同一の方法で独立に3回の米ぬか発酵エキスを製造し、それぞれをブラッドフォード法によるタンパク質定量BSAを標準タンパク質として、各サンプルのタンパク質量を測定した。測定結果を表5に示した。米ぬか発酵エキスについての数値は上記で得られるエキスを乾燥して得られた重量の1gあたりの含有量をmgで表示した。糖含量はフェノール硫酸法によりグルコースを標準糖として測定した。核酸含量は500倍希釈したサンプルの210〜340nmの吸光度測定を行い、260nmの吸光度から320nmの吸光度を引いた値と、DNAとしての吸光度1ODあたり、50μgとしての最大含有量を算出した。
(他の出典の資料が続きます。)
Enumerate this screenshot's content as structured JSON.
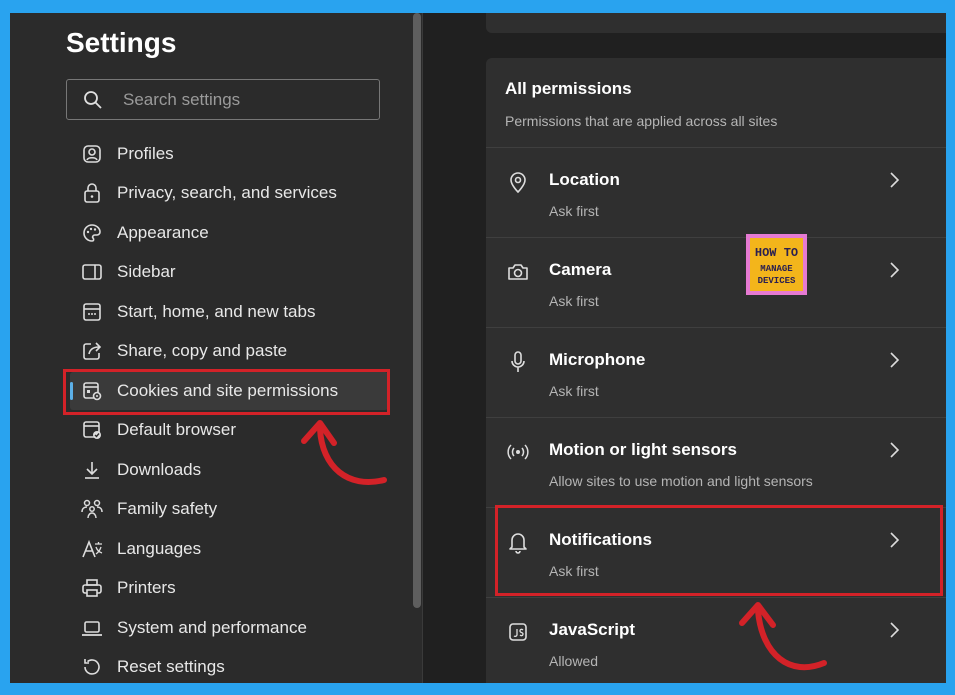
{
  "settings": {
    "title": "Settings",
    "search_placeholder": "Search settings",
    "search_value": "",
    "nav": [
      {
        "label": "Profiles",
        "icon": "profile-icon"
      },
      {
        "label": "Privacy, search, and services",
        "icon": "lock-icon"
      },
      {
        "label": "Appearance",
        "icon": "palette-icon"
      },
      {
        "label": "Sidebar",
        "icon": "sidebar-icon"
      },
      {
        "label": "Start, home, and new tabs",
        "icon": "home-tabs-icon"
      },
      {
        "label": "Share, copy and paste",
        "icon": "share-icon"
      },
      {
        "label": "Cookies and site permissions",
        "icon": "cookies-permissions-icon",
        "active": true
      },
      {
        "label": "Default browser",
        "icon": "default-browser-icon"
      },
      {
        "label": "Downloads",
        "icon": "download-icon"
      },
      {
        "label": "Family safety",
        "icon": "family-icon"
      },
      {
        "label": "Languages",
        "icon": "languages-icon"
      },
      {
        "label": "Printers",
        "icon": "printer-icon"
      },
      {
        "label": "System and performance",
        "icon": "laptop-icon"
      },
      {
        "label": "Reset settings",
        "icon": "reset-icon"
      }
    ]
  },
  "permissions": {
    "heading": "All permissions",
    "subheading": "Permissions that are applied across all sites",
    "items": [
      {
        "title": "Location",
        "subtitle": "Ask first",
        "icon": "location-pin-icon"
      },
      {
        "title": "Camera",
        "subtitle": "Ask first",
        "icon": "camera-icon"
      },
      {
        "title": "Microphone",
        "subtitle": "Ask first",
        "icon": "microphone-icon"
      },
      {
        "title": "Motion or light sensors",
        "subtitle": "Allow sites to use motion and light sensors",
        "icon": "sensor-icon"
      },
      {
        "title": "Notifications",
        "subtitle": "Ask first",
        "icon": "bell-icon"
      },
      {
        "title": "JavaScript",
        "subtitle": "Allowed",
        "icon": "javascript-icon"
      }
    ]
  },
  "watermark": {
    "line1": "HOW TO",
    "line2": "MANAGE",
    "line3": "DEVICES"
  },
  "colors": {
    "accent": "#5cb0e8",
    "highlight": "#d32228",
    "frame": "#29a3ef",
    "background": "#2b2b2b",
    "card": "#2f2f2f"
  }
}
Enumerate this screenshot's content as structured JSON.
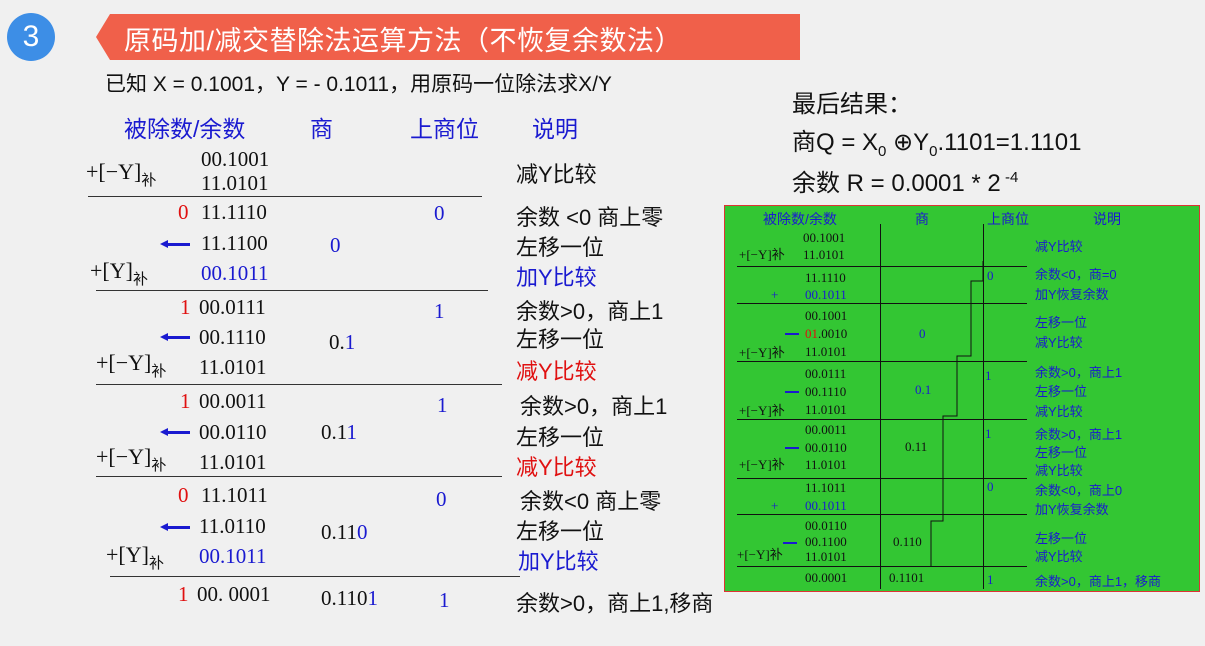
{
  "header": {
    "badge": "3",
    "title": "原码加/减交替除法运算方法（不恢复余数法）"
  },
  "problem": "已知 X = 0.1001，Y = - 0.1011，用原码一位除法求X/Y",
  "columns": {
    "dividend": "被除数/余数",
    "quotient": "商",
    "qbit": "上商位",
    "note": "说明"
  },
  "rows": [
    {
      "lbl": "+[−Y]",
      "sub": "补",
      "a": "00.1001",
      "b": "11.0101",
      "note": "减Y比较"
    },
    {
      "carry": "0",
      "val": "11.1110",
      "qbit": "0",
      "note": "余数 <0 商上零"
    },
    {
      "val": "11.1100",
      "q": "0",
      "note": "左移一位"
    },
    {
      "lbl": "+[Y]",
      "sub": "补",
      "val": "00.1011",
      "note": "加Y比较"
    },
    {
      "carry": "1",
      "val": "00.0111",
      "qbit": "1",
      "note": "余数>0，商上1"
    },
    {
      "val": "00.1110",
      "q1": "0.",
      "q2": "1",
      "note": "左移一位"
    },
    {
      "lbl": "+[−Y]",
      "sub": "补",
      "val": "11.0101",
      "note": "减Y比较"
    },
    {
      "carry": "1",
      "val": "00.0011",
      "qbit": "1",
      "note": "余数>0，商上1"
    },
    {
      "val": "00.0110",
      "q1": "0.1",
      "q2": "1",
      "note": "左移一位"
    },
    {
      "lbl": "+[−Y]",
      "sub": "补",
      "val": "11.0101",
      "note": "减Y比较"
    },
    {
      "carry": "0",
      "val": "11.1011",
      "qbit": "0",
      "note": "余数<0 商上零"
    },
    {
      "val": "11.0110",
      "q1": "0.11",
      "q2": "0",
      "note": "左移一位"
    },
    {
      "lbl": "+[Y]",
      "sub": "补",
      "val": "00.1011",
      "note": "加Y比较"
    },
    {
      "carry": "1",
      "val": "00. 0001",
      "q1": "0.110",
      "q2": "1",
      "qbit": "1",
      "note": "余数>0，商上1,移商"
    }
  ],
  "result": {
    "title": "最后结果：",
    "q_prefix": "商Q = X",
    "q_sub0": "0",
    "q_mid": " ⊕Y",
    "q_sub1": "0",
    "q_tail": ".1101=1.1101",
    "r_prefix": "余数 R = 0.0001 * 2",
    "r_exp": " -4"
  },
  "panel": {
    "headers": {
      "dividend": "被除数/余数",
      "quotient": "商",
      "qbit": "上商位",
      "note": "说明"
    },
    "items": [
      {
        "v": [
          "00.1001",
          "11.0101"
        ],
        "lbl": "+[−Y]补",
        "notes": [
          "减Y比较"
        ]
      },
      {
        "v": [
          "11.1110",
          "00.1011"
        ],
        "plus": "+",
        "qbit": "0",
        "notes": [
          "余数<0，商=0",
          "加Y恢复余数"
        ]
      },
      {
        "v": [
          "00.1001",
          "01.0010",
          "11.0101"
        ],
        "red": "01",
        "red_rest": ".0010",
        "q": "0",
        "lbl": "+[−Y]补",
        "notes": [
          "左移一位",
          "减Y比较"
        ]
      },
      {
        "v": [
          "00.0111",
          "00.1110",
          "11.0101"
        ],
        "q": "0.1",
        "qbit": "1",
        "lbl": "+[−Y]补",
        "notes": [
          "余数>0，商上1",
          "左移一位",
          "减Y比较"
        ]
      },
      {
        "v": [
          "00.0011",
          "00.0110",
          "11.0101"
        ],
        "q": "0.11",
        "qbit": "1",
        "lbl": "+[−Y]补",
        "notes": [
          "余数>0，商上1",
          "左移一位",
          "减Y比较"
        ]
      },
      {
        "v": [
          "11.1011",
          "00.1011"
        ],
        "plus": "+",
        "qbit": "0",
        "notes": [
          "余数<0，商上0",
          "加Y恢复余数"
        ]
      },
      {
        "v": [
          "00.0110",
          "00.1100",
          "11.0101"
        ],
        "q": "0.110",
        "lbl": "+[−Y]补",
        "notes": [
          "左移一位",
          "减Y比较"
        ]
      },
      {
        "v": [
          "00.0001"
        ],
        "q": "0.1101",
        "qbit": "1",
        "notes": [
          "余数>0，商上1，移商"
        ]
      }
    ]
  },
  "colors": {
    "badge": "#3d8ee6",
    "banner": "#f0604a",
    "blue": "#1a1ad0",
    "red": "#e01010",
    "panel": "#33c633"
  }
}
リムラス活性物質量は生化学工業のトキシカラーシステムを用い、標準リムラス活性物質として、生化学工業CSE-Lを用いた。測定結果を表5に示した。対照としてリポ多糖IP-PA1における各数値を示した。表5から、タンパク質含量、糖含量、核酸含量、及びリムラス活性物質量において、乾燥米ぬか発酵エキスはムギのパントエア・アグロメランスのリポ多糖とは異なることが明らかである。

0035

0036

米ぬか発酵エキスの感染防除効果
米ぬか発酵エキスまたは小麦発酵エキスを水に希釈し、養殖魚用飼料噴霧し、乾燥させた。対照として水だけを飼料に噴霧した。平均体重20gのニシキゴイ20匹に各飼料を7日間体重の1%になるように毎日与えた。なお、体重kgあたり、リポ多糖LPSp46またはIP-PA1が10マイクログラムになるように調製した。7日間飼料を与えたニシキゴイにエロモナスハイドロフィラを1×107 個の生菌腹腔内に投与し、感染させた。感染操作後10日間のニシキゴイの生存を観察した。小麦発酵エキス無添加のコイでは、6日目までに全てのコイが死亡した。小麦発酵エキス含有飼料を投与した群では、感染10日目において、生存率30%であった。米ぬか発酵エキスを投与した群では80%の生存率が示された。米ぬか発酵エキスは小麦発酵エキスよりも高い予防効果が認められた。

実施例

0037

なお、本発明は上記実施例に限定されるものではない。